Stop Developing Leaders and Start Building Leadership

Introduction

We’ve all been doing leadership development the wrong way for decades.

The old playbook? Take an individual, send them on a course, hope they come back “better.”

Trouble is, it doesn’t shift the dial on organisational performance.  At best, you get a slightly more self-aware leader. At worst, it’s leadership theatre — all optics, no outcome.

Here’s the hard truth: real leadership isn’t about individual brilliance — it’s about building the collective capability to adapt, learn, and perform.

So if your goal is to actually build leadership (not just leaders), here are eight principles to guide your thinking — drawn from years of consulting experience, research, and feedback from working with leadership teams across multiple industries.

And no, this isn’t a checklist. These principles work together, or not at all.

1 The organisation is the benefactor

Leadership development isn’t about giving high potentials a leg up — it’s about lifting performance across the business. That means development must have a line of sight to strategy, execution, and results. Want ROI? Measure how leadership changes the game — not just how someone feels about themselves.

2 Shared purpose. No hidden agendas.

The most dysfunctional leadership teams we work with aren’t full of bad people — they’re full of people pulling in different directions. Get clear on the vision. Be explicit about each person’s role in achieving it. And watch out for hidden agendas — they erode trust faster than failure.

3 Leadership is a team sport

This is not the Olympics — but if it was there’s only a team gold – there are no solo gold medals in leadership. If your exec team isn’t operating as a collective, you’ll see it in the gaps: misaligned decisions, missed opportunities, duplicated effort. Every leader needs to lead like they’re second-in-command of the whole business — not just their slice of the pie. Over representation of what they want for their team at the lead team meetings creates silos and competition. Leaders need to represent the lead team back in their functions as a primary focus – not the other way around.

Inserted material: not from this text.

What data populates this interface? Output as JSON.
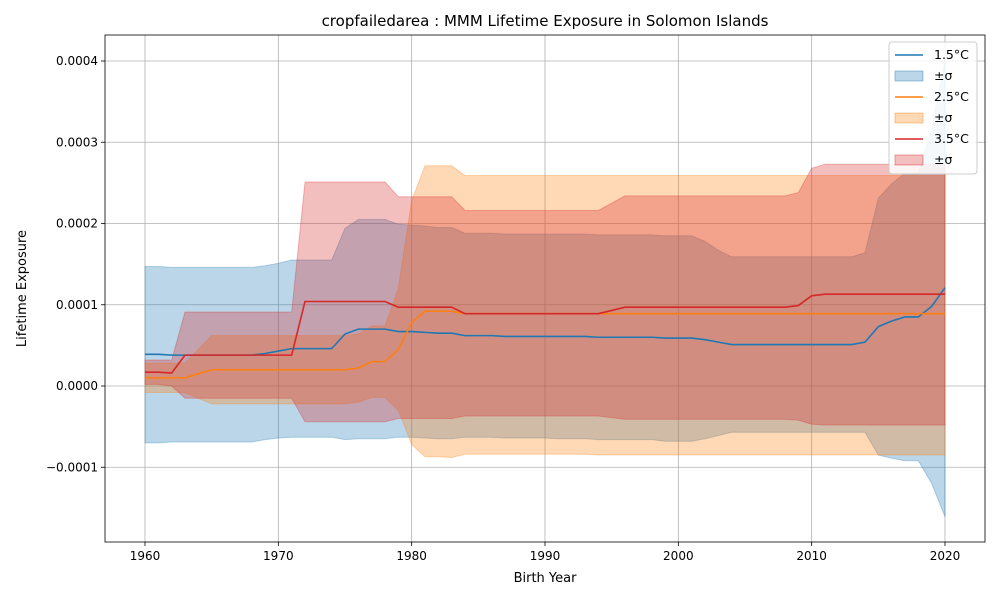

4 Leadership’s job is to create the conditions

Weak leadership teams think their job is to run the business. Strong ones know they exist to create the environment for others to run it — to set direction, clear roadblocks, and enable others to own their piece. Think gardeners, not puppet masters.

5 Self-awareness is not optional

You can’t lead others if you don’t understand how you lead. And you can’t change what you don’t see. This is about owning your impact — not just your intention — and learning to adapt your approach for the sake of the team, not your ego. Get a clearer idea of your sub-conscious biases and manage them in the decision-making process. They are not a weakness unless you let them dilute your effectiveness.

6 Values alignment means doing the work

It’s easy to put values on the wall. But organisations don’t actually have values – people do. This means being honest about what drives you, listening to what drives others, and navigating the inevitable values clashes with maturity. Ask yourself: Are my values helping or hindering my leadership? Am I treading on other people’s values?

7 Learning is a competitive advantage

The best teams don’t avoid risk — they manage it. They experiment. They fail fast. They learn faster. But here’s the kicker: If the exec team can’t model this, the rest of the business never will. If you want a learning culture, it starts in the boardroom, not the smoko room.

8 Performance must be transparent

If you can’t see it, you can’t lead it. Leadership teams need timely, honest data — even when it’s uncomfortable. Especially when it is. You can’t optimise what you don’t measure — and you can’t grow if you’re hiding from your own reflection.

Final Thought: Leadership is Reflexive

Great leadership is never static. It’s not about ticking boxes — it’s about learning in motion.

The best teams we’ve worked with build reflexivity — the ability to reflect, adapt, and act together. They don’t wait for direction. They create clarity. They lead forward.

So if you want to move beyond leadership development as usual, stop developing leaders in isolation.

Start building leadership as a collective capability.